Proposed defenses include Tor routing for transaction submission, Ethereum-specific mixnets that randomize propagation paths so transactions cannot be traced back to their originating node, and a latency-optimized privacy network called Flashnet that would provide network-layer anonymity while minimizing the delay cost that privacy measures typically impose. The Kohaku initiative is expected to add pluggable network-layer privacy support directly to Ethereum clients, allowing users to route transactions through anonymizing infrastructure without requiring changes to the core protocol.

The road ahead

The full picture emerging from Ethereum’s 2026 reform agenda is one of layered, sequenced transformation. Glamsterdam, expected in the first half of 2026, delivers ePBS as its headline change, fundamentally restructuring how block production is auctioned and enforced at the protocol level, following Pectra in May 2025 and Fusaka in December 2025. Hegota, targeted for late 2026, adds FOCIL as its consensus-layer centerpiece alongside EIP-8141 account abstraction. If the LUCID encrypted mempool proposal achieves inclusion in time, it would join as a third headline feature of that cycle.
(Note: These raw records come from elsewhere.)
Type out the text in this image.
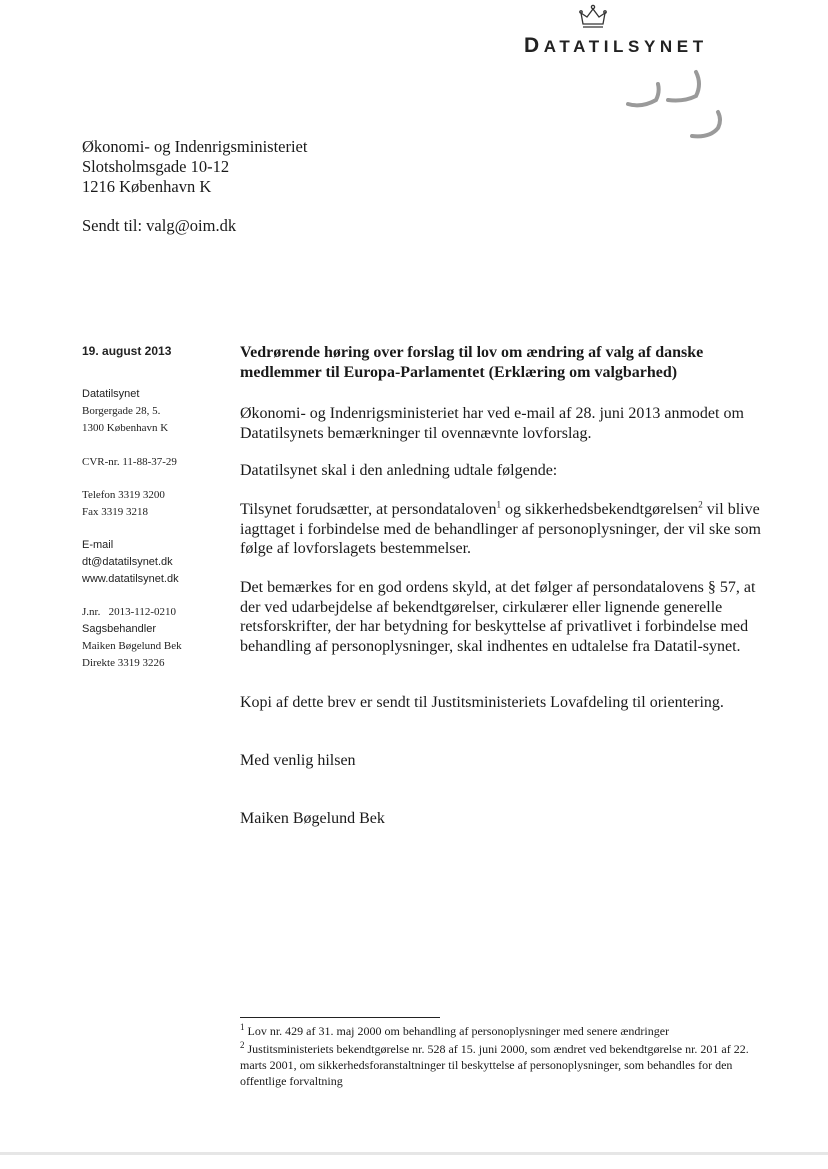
DATATILSYNET
Økonomi- og Indenrigsministeriet
Slotsholmsgade 10-12
1216 København K
Sendt til: valg@oim.dk
19. august 2013
Datatilsynet
Borgergade 28, 5.
1300 København K
CVR-nr. 11-88-37-29
Telefon 3319 3200
Fax 3319 3218
E-mail
dt@datatilsynet.dk
www.datatilsynet.dk
J.nr.   2013-112-0210
Sagsbehandler
Maiken Bøgelund Bek
Direkte 3319 3226
Vedrørende høring over forslag til lov om ændring af valg af danske medlemmer til Europa-Parlamentet (Erklæring om valgbarhed)
Økonomi- og Indenrigsministeriet har ved e-mail af 28. juni 2013 anmodet om Datatilsynets bemærkninger til ovennævnte lovforslag.
Datatilsynet skal i den anledning udtale følgende:
Tilsynet forudsætter, at persondataloven$^1$ og sikkerhedsbekendtgørelsen$^2$ vil blive iagttaget i forbindelse med de behandlinger af personoplysninger, der vil ske som følge af lovforslagets bestemmelser.
Det bemærkes for en god ordens skyld, at det følger af persondatalovens § 57, at der ved udarbejdelse af bekendtgørelser, cirkulærer eller lignende generelle retsforskrifter, der har betydning for beskyttelse af privatlivet i forbindelse med behandling af personoplysninger, skal indhentes en udtalelse fra Datatil-synet.
Kopi af dette brev er sendt til Justitsministeriets Lovafdeling til orientering.
Med venlig hilsen
Maiken Bøgelund Bek
$^1$ Lov nr. 429 af 31. maj 2000 om behandling af personoplysninger med senere ændringer
$^2$ Justitsministeriets bekendtgørelse nr. 528 af 15. juni 2000, som ændret ved bekendtgørelse nr. 201 af 22. marts 2001, om sikkerhedsforanstaltninger til beskyttelse af personoplysninger, som behandles for den offentlige forvaltning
Together, these reforms are increasingly described by Ethereum researchers as the “Holy Trinity of Censorship Resistance”: ePBS to formalize the builder market, FOCIL to guarantee transaction inclusion against a hostile builder, and encrypted mempools to protect users during the submission window. Network-layer privacy adds a fourth dimension that sits below the protocol but is essential to the complete picture.

Significant challenges remain. The free option problem in ePBS still requires careful mechanism design. FOCIL’s legal implications for validators handling sanction-flagged transactions need a clear resolution path. Encrypted mempools must solve verifiable decryption without prohibitive latency. And Big FOCIL, while structurally promising, would fundamentally disrupt the revenue models of infrastructure providers that have built significant businesses around MEV extraction.

What is not in doubt is the urgency. The convergence of regulatory pressure following the Tornado Cash affair, demonstrated harm to ordinary users from toxic MEV, and compounding builder market concentration has shifted these issues from research agenda to deployment roadmap. Ethereum’s next phase is not only about processing more transactions faster. It is about ensuring those transactions are processed fairly and the block building reforms scheduled for 2026 are the most serious attempt yet to make that a protocol-level guarantee.